Balbir Singh Sr's death evoked emotional tributes from Pakistan's hockey community, which described the legendary centre-forward's demise as a big loss to the sport in general and the subcontinent in particular.
The 96-year-old three-time Olympic gold-medallist, considered one of the best centre-forwards of all time, died on Monday in Mohali.
"He had amazing flexibility, speed and litheness in his game. His sprints were a treat to watch," former Pakistan captain Samiullah said.
Samiullah was nicknamed the "The Flying Horse" for his speed and won three Asian Games and one World Cup gold during his career.
"Hockey has lost a big name as Balbir Singh was someone who enabled India to win three consecutive gold medals in the 1948, 1952 and 1956 Olympics because of his outstanding game," Samiullah added.
Islahuddin Siddiqui, one of the big names of Pakistan hockey, recalled meeting Singh several times in the '70s and '80s in international events.
"He was a very polite and humble person and had great knowledge of the game. He was also willing to share his experience if you approached him," he said.
Islahuddin said it was people like Singh who made it possible for the subcontinent to dominate world hockey.
Singh was the manager of the Indian team which defeated Pakistan in the 1975 World Cup final.

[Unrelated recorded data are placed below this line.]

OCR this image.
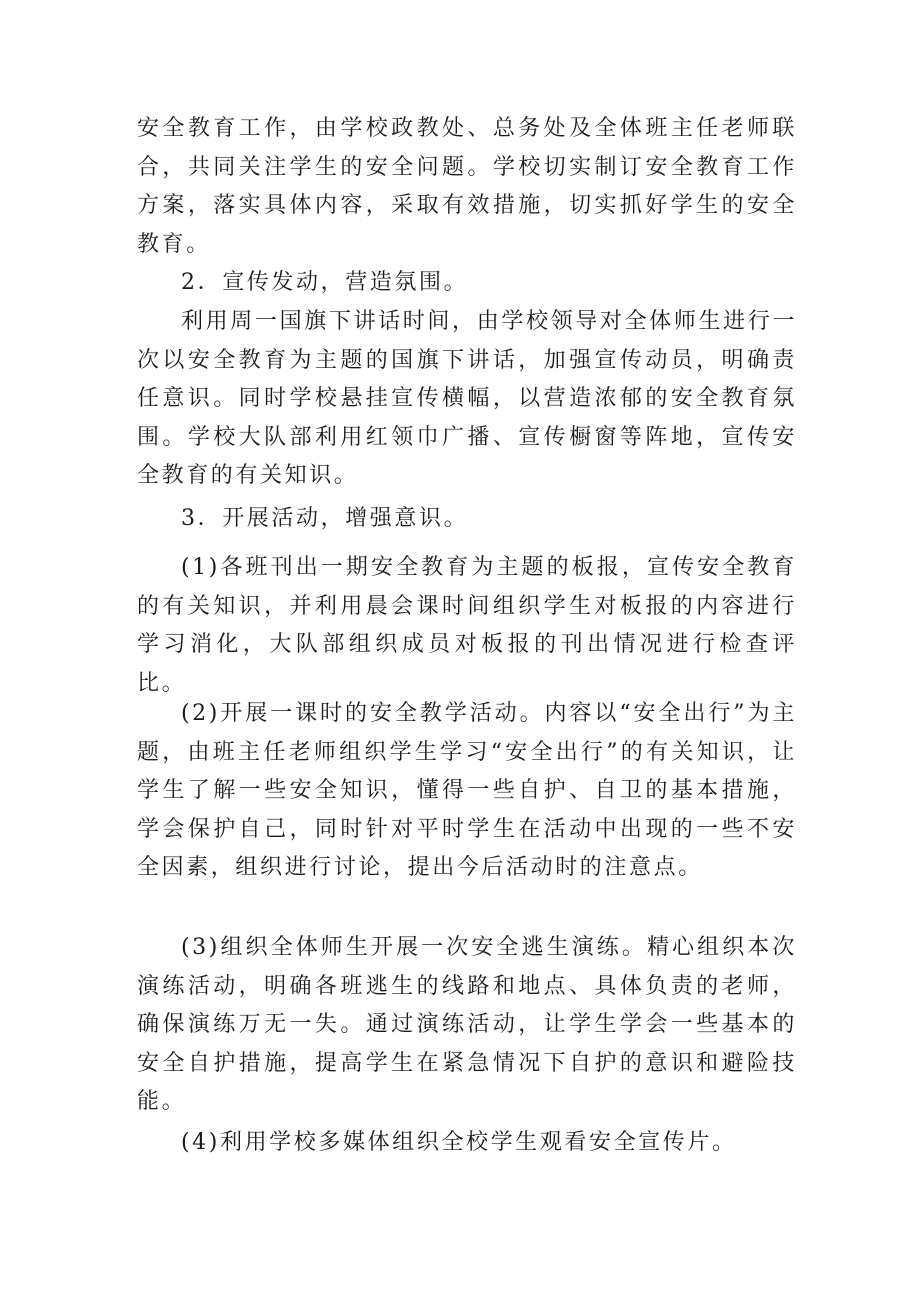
安全教育工作，由学校政教处、总务处及全体班主任老师联合，共同关注学生的安全问题。学校切实制订安全教育工作方案，落实具体内容，采取有效措施，切实抓好学生的安全教育。

2．宣传发动，营造氛围。

利用周一国旗下讲话时间，由学校领导对全体师生进行一次以安全教育为主题的国旗下讲话，加强宣传动员，明确责任意识。同时学校悬挂宣传横幅，以营造浓郁的安全教育氛围。学校大队部利用红领巾广播、宣传橱窗等阵地，宣传安全教育的有关知识。

3．开展活动，增强意识。

(1)各班刊出一期安全教育为主题的板报，宣传安全教育的有关知识，并利用晨会课时间组织学生对板报的内容进行学习消化，大队部组织成员对板报的刊出情况进行检查评比。

(2)开展一课时的安全教学活动。内容以“安全出行”为主题，由班主任老师组织学生学习“安全出行”的有关知识，让学生了解一些安全知识，懂得一些自护、自卫的基本措施，学会保护自己，同时针对平时学生在活动中出现的一些不安全因素，组织进行讨论，提出今后活动时的注意点。

(3)组织全体师生开展一次安全逃生演练。精心组织本次演练活动，明确各班逃生的线路和地点、具体负责的老师，确保演练万无一失。通过演练活动，让学生学会一些基本的安全自护措施，提高学生在紧急情况下自护的意识和避险技能。

(4)利用学校多媒体组织全校学生观看安全宣传片。
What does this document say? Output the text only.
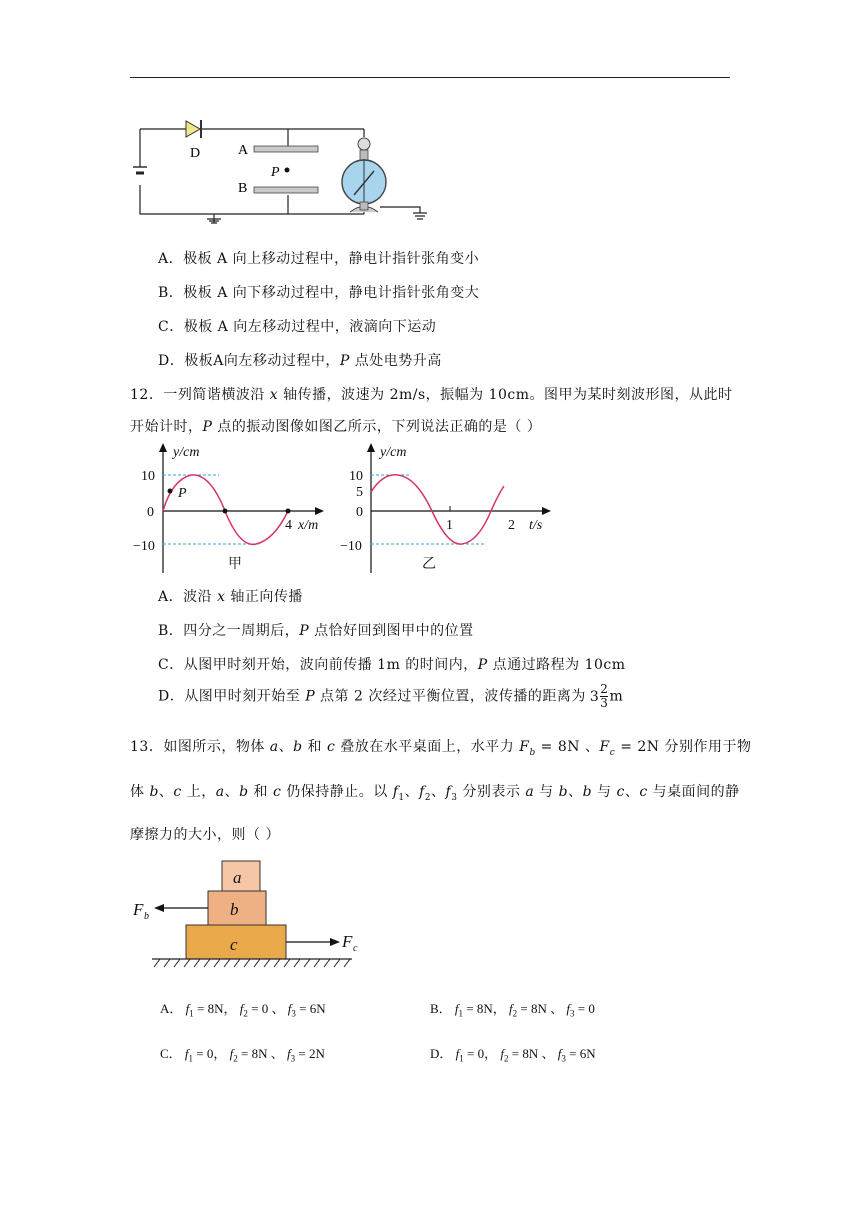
D	A
B
P
A．极板 A 向上移动过程中，静电计指针张角变小
B．极板 A 向下移动过程中，静电计指针张角变大
C．极板 A 向左移动过程中，液滴向下运动
D．极板A向左移动过程中，P 点处电势升高
12．一列简谐横波沿 x 轴传播，波速为 2m/s，振幅为 10cm。图甲为某时刻波形图，从此时
开始计时，P 点的振动图像如图乙所示，下列说法正确的是（ ）
y/cm
P
10
0
−10
4 x/m
甲
y/cm
10
5
0
−10
1	2 t/s
乙
A．波沿 x 轴正向传播
B．四分之一周期后，P 点恰好回到图甲中的位置
C．从图甲时刻开始，波向前传播 1m 的时间内，P 点通过路程为 10cm
D．从图甲时刻开始至 P 点第 2 次经过平衡位置，波传播的距离为 $3 \frac{2}{3}$ m
13．如图所示，物体 a、b 和 c 叠放在水平桌面上，水平力 $F_b = 8N$ 、$F_c = 2N$ 分别作用于物
体 b、c 上，a、b 和 c 仍保持静止。以 $f_1$、$f_2$、$f_3$ 分别表示 a 与 b、b 与 c、c 与桌面间的静
摩擦力的大小，则（ ）
a
b
c
F b
F c
A． $f_1 = 8N$， $f_2 = 0$ 、 $f_3 = 6N$	B． $f_1 = 8N$， $f_2 = 8N$ 、 $f_3 = 0$
C． $f_1 = 0$， $f_2 = 8N$ 、 $f_3 = 2N$	D． $f_1 = 0$， $f_2 = 8N$ 、 $f_3 = 6N$
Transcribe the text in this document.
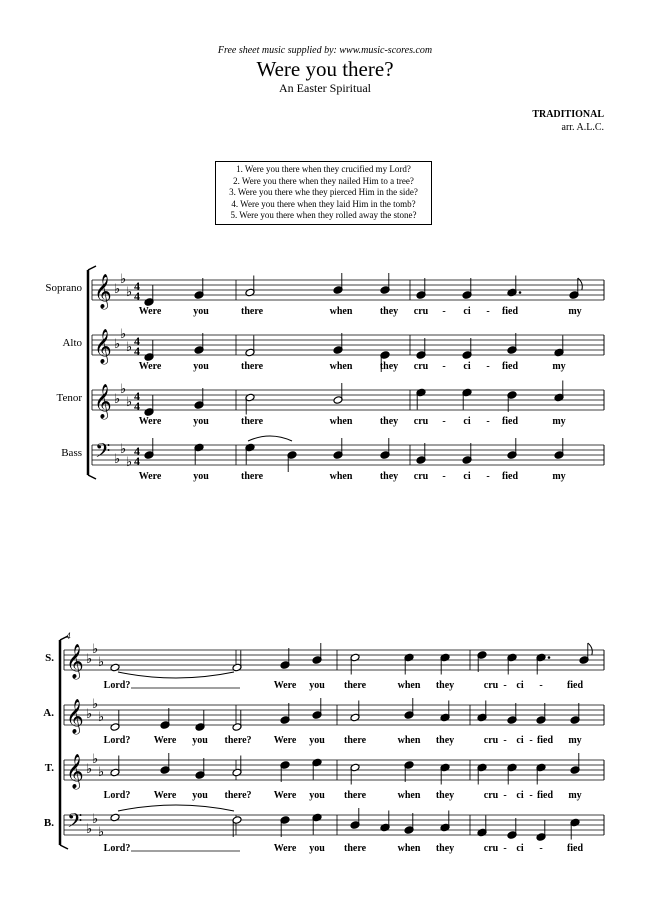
Free sheet music supplied by: www.music-scores.com
Were you there?
An Easter Spiritual
TRADITIONAL
arr. A.L.C.
1. Were you there when they crucified my Lord?
2. Were you there when they nailed Him to a tree?
3. Were you there whe they pierced Him in the side?
4. Were you there when they laid Him in the tomb?
5. Were you there when they rolled away the stone?
𝄞 ♭
♭
♭ 4
4
𝄞 ♭
♭
♭ 4
4
𝄞 ♭
♭
♭ 4
4
𝄢 ♭
♭
♭
4
4
𝄞 ♭
♭
♭
𝄞 ♭
♭
♭
𝄞 ♭
♭
♭
𝄢 ♭
♭
♭
Soprano
Alto
Tenor
Bass
S.
A.
T.
B.
4
Were	you	there	when	they cru - ci - fied	my
Were	you	there	when	they cru - ci - fied	my
Were	you	there	when	they cru - ci - fied	my
Were	you	there	when	they cru - ci - fied	my
Lord?	Were you there	when they	cru - ci - fied
Lord? Were you there? Were you there	when they	cru - ci - fied my
Lord? Were you there? Were you there	when they	cru - ci - fied my
Lord?	Were you there	when they	cru - ci - fied
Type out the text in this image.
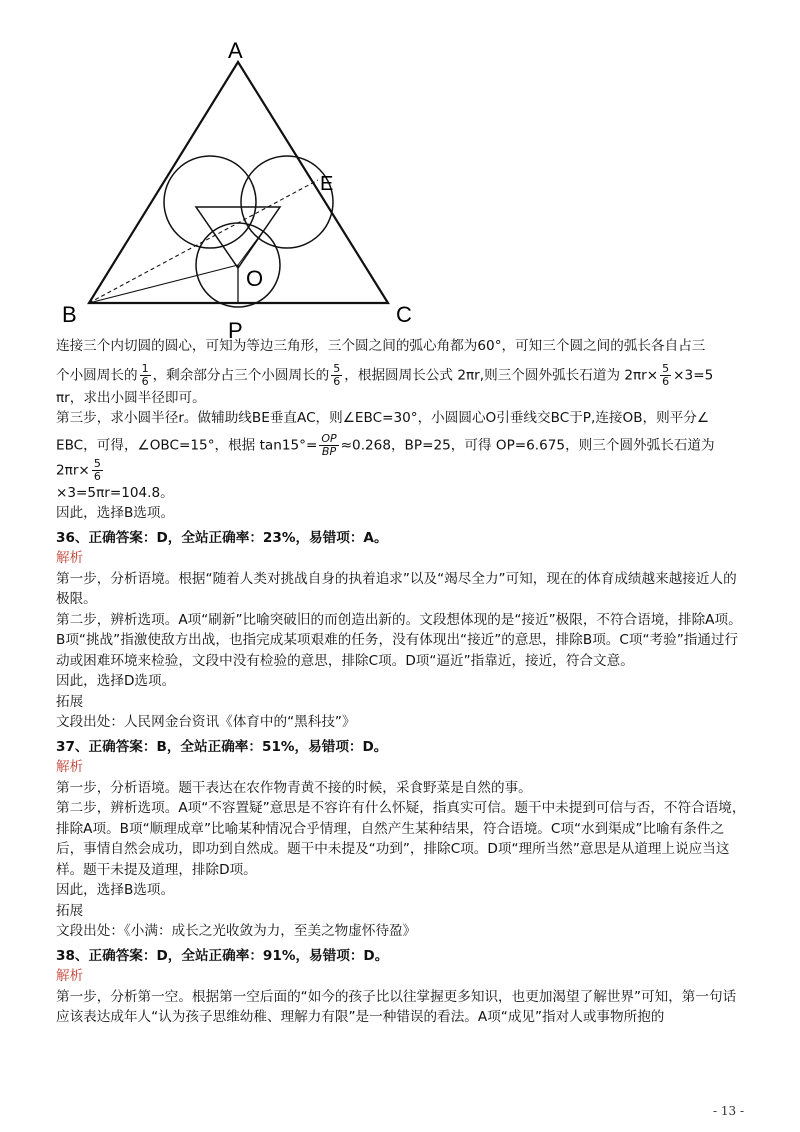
A
B	C
E
O
P

连接三个内切圆的圆心，可知为等边三角形，三个圆之间的弧心角都为60°，可知三个圆之间的弧长各自占三

个小圆周长的 $\frac{1}{6}$ ，剩余部分占三个小圆周长的 $\frac{5}{6}$ ，根据圆周长公式 2πr,则三个圆外弧长石道为 $2\pi r\times \frac{5}{6} \times 3=5$

πr，求出小圆半径即可。

第三步，求小圆半径r。做辅助线BE垂直AC，则∠EBC=30°，小圆圆心O引垂线交BC于P,连接OB，则平分∠

EBC，可得，∠OBC=15°，根据 $\tan 15^\circ= \frac{OP}{BP} \approx 0.268$，BP=25，可得 OP=6.675，则三个圆外弧长石道为 $2\pi r\times \frac{5}{6}$

×3=5πr=104.8。

因此，选择B选项。

36、正确答案：D，全站正确率：23%，易错项：A。

解析

第一步，分析语境。根据“随着人类对挑战自身的执着追求”以及“竭尽全力”可知，现在的体育成绩越来越接近人的极限。

第二步，辨析选项。A项“刷新”比喻突破旧的而创造出新的。文段想体现的是“接近”极限，不符合语境，排除A项。B项“挑战”指激使敌方出战，也指完成某项艰难的任务，没有体现出“接近”的意思，排除B项。C项“考验”指通过行动或困难环境来检验，文段中没有检验的意思，排除C项。D项“逼近”指靠近，接近，符合文意。

因此，选择D选项。

拓展

文段出处：人民网金台资讯《体育中的“黑科技”》

37、正确答案：B，全站正确率：51%，易错项：D。

解析

第一步，分析语境。题干表达在农作物青黄不接的时候，采食野菜是自然的事。

第二步，辨析选项。A项“不容置疑”意思是不容许有什么怀疑，指真实可信。题干中未提到可信与否，不符合语境，排除A项。B项“顺理成章”比喻某种情况合乎情理，自然产生某种结果，符合语境。C项“水到渠成”比喻有条件之后，事情自然会成功，即功到自然成。题干中未提及“功到”，排除C项。D项“理所当然”意思是从道理上说应当这样。题干未提及道理，排除D项。

因此，选择B选项。

拓展

文段出处：《小满：成长之光收敛为力，至美之物虚怀待盈》

38、正确答案：D，全站正确率：91%，易错项：D。

解析

第一步，分析第一空。根据第一空后面的“如今的孩子比以往掌握更多知识，也更加渴望了解世界”可知，第一句话应该表达成年人“认为孩子思维幼稚、理解力有限”是一种错误的看法。A项“成见”指对人或事物所抱的

- 13 -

The Secretary General of the Pakistan Hockey Federation Asif Bajwa also condoled the death of Singh.
"Never saw him play but we heard so much about him from our seniors that it is clear he was a striker in a different class," Bajwa said.
Former Pakistan captain and coach, Hasan Sardar, an outstanding centre-forward himself, said he took a lot of inspiration by hearing stories and anecdotes about Singh.